Once as we were drifting by a bit of sandbank, the river being very low, I remember well an awful-looking, unrecognisable object, dirty, dishevelled, and, as children say, “very bluggy,” coming towards us over the skyline. It more resembled some poor drunk man who had been fighting and had got fearfully knocked about, and what bird it was, if bird at all, we knew not. Well, this dilapidated-looking thing walked slowly down the slope to the water’s edge; then we saw it had been having a real gorge; it was hideously rotund, and had apparently been living inside “the joint” until, sick with repletion, unable to fly, its very feathers clogged with gore, it made its way down to refreshen and clean itself, which when done, to our surprise it turned out to be just a common Egyptian Vulture.

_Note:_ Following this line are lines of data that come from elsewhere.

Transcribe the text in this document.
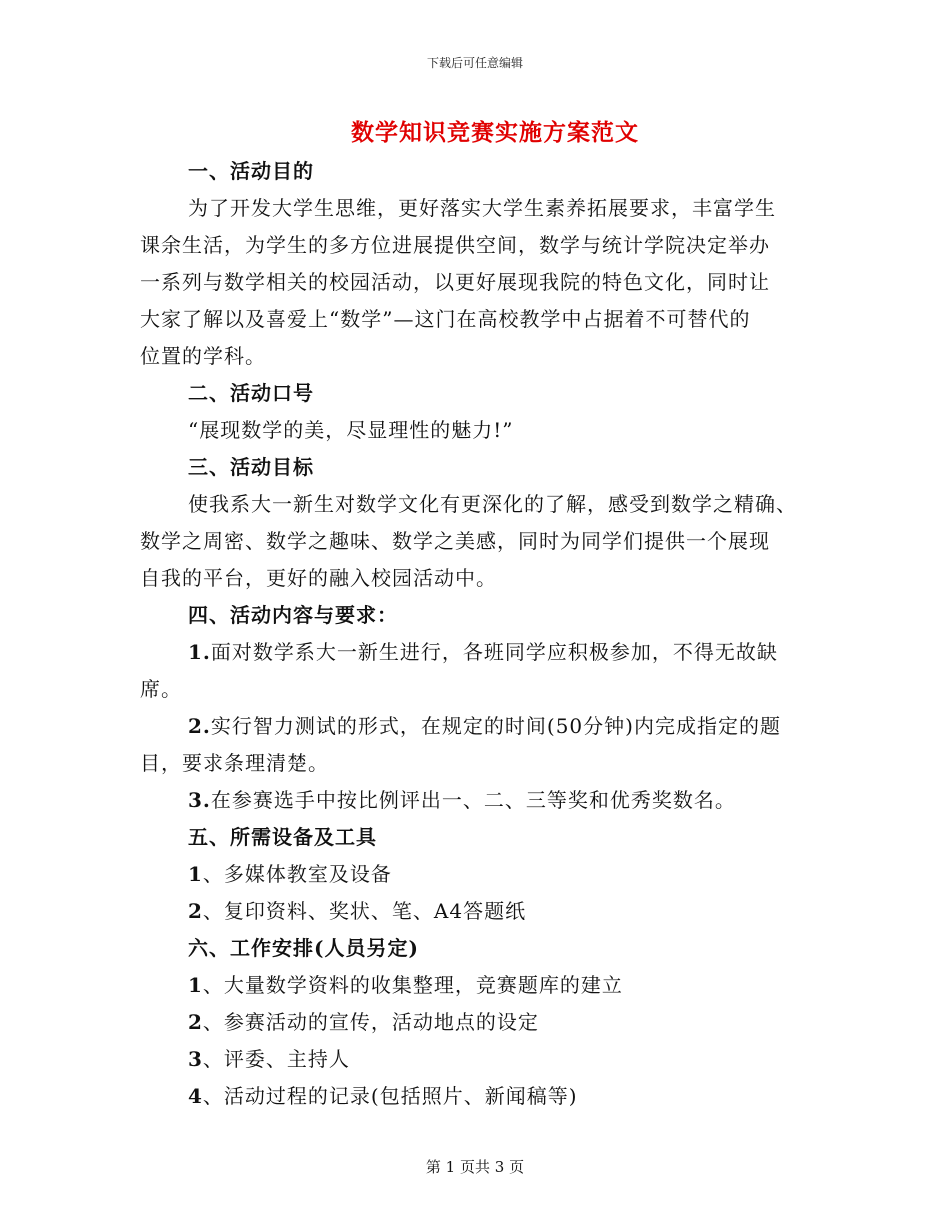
下载后可任意编辑
数学知识竞赛实施方案范文
一、活动目的
为了开发大学生思维，更好落实大学生素养拓展要求，丰富学生
课余生活，为学生的多方位进展提供空间，数学与统计学院决定举办
一系列与数学相关的校园活动，以更好展现我院的特色文化，同时让
大家了解以及喜爱上“数学”—这门在高校教学中占据着不可替代的
位置的学科。
二、活动口号
“展现数学的美，尽显理性的魅力!”
三、活动目标
使我系大一新生对数学文化有更深化的了解，感受到数学之精确、
数学之周密、数学之趣味、数学之美感，同时为同学们提供一个展现
自我的平台，更好的融入校园活动中。
四、活动内容与要求：
1.面对数学系大一新生进行，各班同学应积极参加，不得无故缺
席。
2.实行智力测试的形式，在规定的时间(50分钟)内完成指定的题
目，要求条理清楚。
3.在参赛选手中按比例评出一、二、三等奖和优秀奖数名。
五、所需设备及工具
1、多媒体教室及设备
2、复印资料、奖状、笔、A4答题纸
六、工作安排(人员另定)
1、大量数学资料的收集整理，竞赛题库的建立
2、参赛活动的宣传，活动地点的设定
3、评委、主持人
4、活动过程的记录(包括照片、新闻稿等)
第 1 页共 3 页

Why the Vultures are featherless on neck and head is told in an old story in Curzon’s Monasteries of the Levant. King Solomon, according to this account, was journeying in the heat of the day. “The fiery beams were beginning to scorch his neck and shoulders when he saw a flock of vultures flying past. ‘O Vultures!’ cried King Solomon, ‘come and fly between me and the sun, and make a shadow with your wings to protect me, for its rays are scorching my neck and face.’ But the Vultures would not, so the King lifted up his voice and cursed them, and told them that as they would not obey, ‘The feathers of your neck shall fall off, and the heat of the sun, and the cold of the winter, and the keenness of the wind, and the beating of the rain, shall fall upon your rebellious necks, which shall not be protected like other birds. And whereas you have hitherto fared delicately, henceforth ye shall eat carrion and feed upon offal; and your race shall be impure till the end of the world.’ And it was done unto the Vultures as King Solomon had said.”